There is no better way to value something than to improve it. So do just that! The impact you have on Dickinson is as important as the impact Dickinson has on you. We are so lucky to attend a college with a rich history, one of the longest and fullest in the United States. That history, however, can sometimes lend itself to a certain feeling of helplessness, as if all the questions and issues one might raise have already been resolved by some other group, at some other time. Remind yourself—like a true iconoclast—that people just as fallible as you enacted every policy and procedure you’ll encounter here. As you’ll learn in language classes soon enough, there is no better way to learn a new skill than through synthesis. So synthesize the skills of the liberal-arts lifestyle through advocacy.

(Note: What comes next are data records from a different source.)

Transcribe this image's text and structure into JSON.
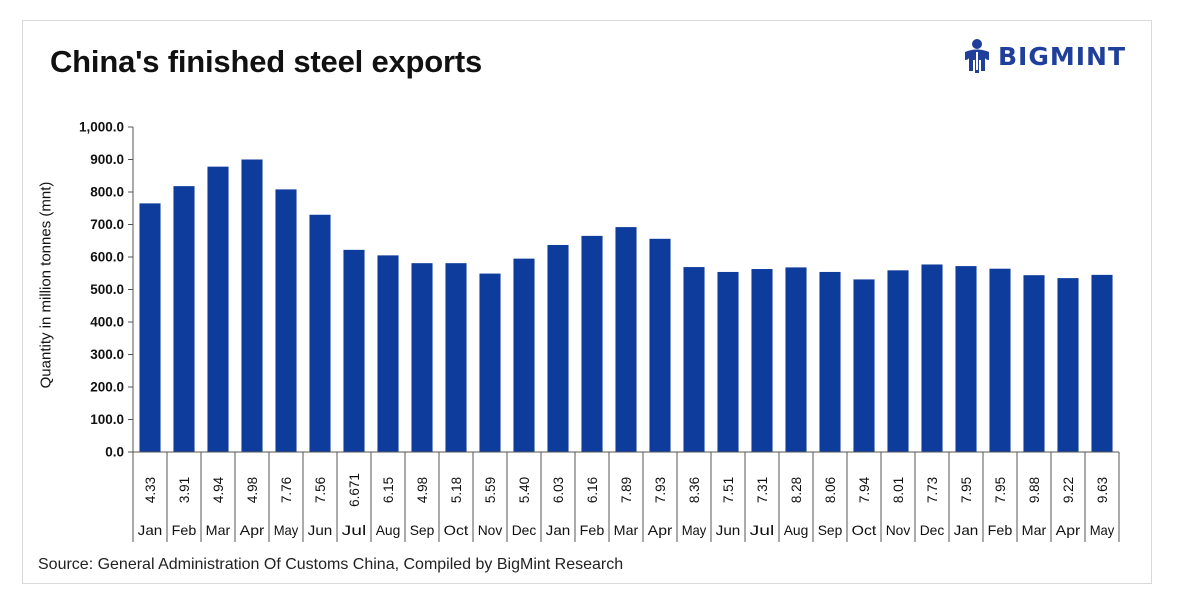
{
  "title": "China's finished steel exports",
  "logo": {
    "text": "BIGMINT",
    "icon": "bigmint-figure-icon",
    "color": "#1f3f9a"
  },
  "source": "Source: General Administration Of Customs China, Compiled by BigMint Research",
  "colors": {
    "bar": "#0d3c9c"
  },
  "chart_data": {
    "type": "bar",
    "ylabel": "Quantity in million tonnes (mnt)",
    "ylim": [
      0,
      1000
    ],
    "yticks": [
      "0.0",
      "100.0",
      "200.0",
      "300.0",
      "400.0",
      "500.0",
      "600.0",
      "700.0",
      "800.0",
      "900.0",
      "1,000.0"
    ],
    "grid": false,
    "categories": [
      "Jan",
      "Feb",
      "Mar",
      "Apr",
      "May",
      "Jun",
      "Jul",
      "Aug",
      "Sep",
      "Oct",
      "Nov",
      "Dec",
      "Jan",
      "Feb",
      "Mar",
      "Apr",
      "May",
      "Jun",
      "Jul",
      "Aug",
      "Sep",
      "Oct",
      "Nov",
      "Dec",
      "Jan",
      "Feb",
      "Mar",
      "Apr",
      "May"
    ],
    "table_row": [
      "4.33",
      "3.91",
      "4.94",
      "4.98",
      "7.76",
      "7.56",
      "6.671",
      "6.15",
      "4.98",
      "5.18",
      "5.59",
      "5.40",
      "6.03",
      "6.16",
      "7.89",
      "7.93",
      "8.36",
      "7.51",
      "7.31",
      "8.28",
      "8.06",
      "7.94",
      "8.01",
      "7.73",
      "7.95",
      "7.95",
      "9.88",
      "9.22",
      "9.63"
    ],
    "values": [
      765,
      818,
      878,
      900,
      808,
      730,
      622,
      605,
      581,
      581,
      549,
      595,
      637,
      665,
      692,
      656,
      569,
      554,
      563,
      568,
      554,
      531,
      559,
      577,
      572,
      564,
      544,
      535,
      545
    ]
  }
}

Review closely, inquire forcefully and pursue change. That’s how we redrafted our sexual misconduct policy to make the system clearer and our community safer; it’s how we hired our first-ever director of LGBTQ services, who is making Dickinson a more respectful and tolerant place every single day; it’s the way any number of campus projects came to fruition, including the Quarry and the water-filling stations you’ll see around campus. Four years from now, when you walk down these steps, you should be able to look at the sea of faces before you—and the campus surrounding them—and say, “I made this better.”

Now, I’m keenly aware that befuddled old Oliver Wendell would probably have arrived in New York or Providence or Boston by now, had he started his journey when I started my speech. And let’s face it, all manner of people have been talking at you for the past few days about all manner of things. You know, a few years before Holmes took that train ride, he wrote in a letter, “if I were dying, my last words would be: Have faith and pursue the unknown end.” I can’t say it better than that. By good fortune and a great deal of talent, you have the privilege of an education at a premier liberal-arts college, a privilege that only three percent of Americans have. Make every ounce of it count. Let it consume you completely. When you find your causes to support, your battles to wage, your passions to pursue, when you embrace that thoughtful iconoclasm that is at the heart of the modern liberal arts, then everyone on this stage will be there to support you. I can’t wait to see how it all turns out. Thank you very much.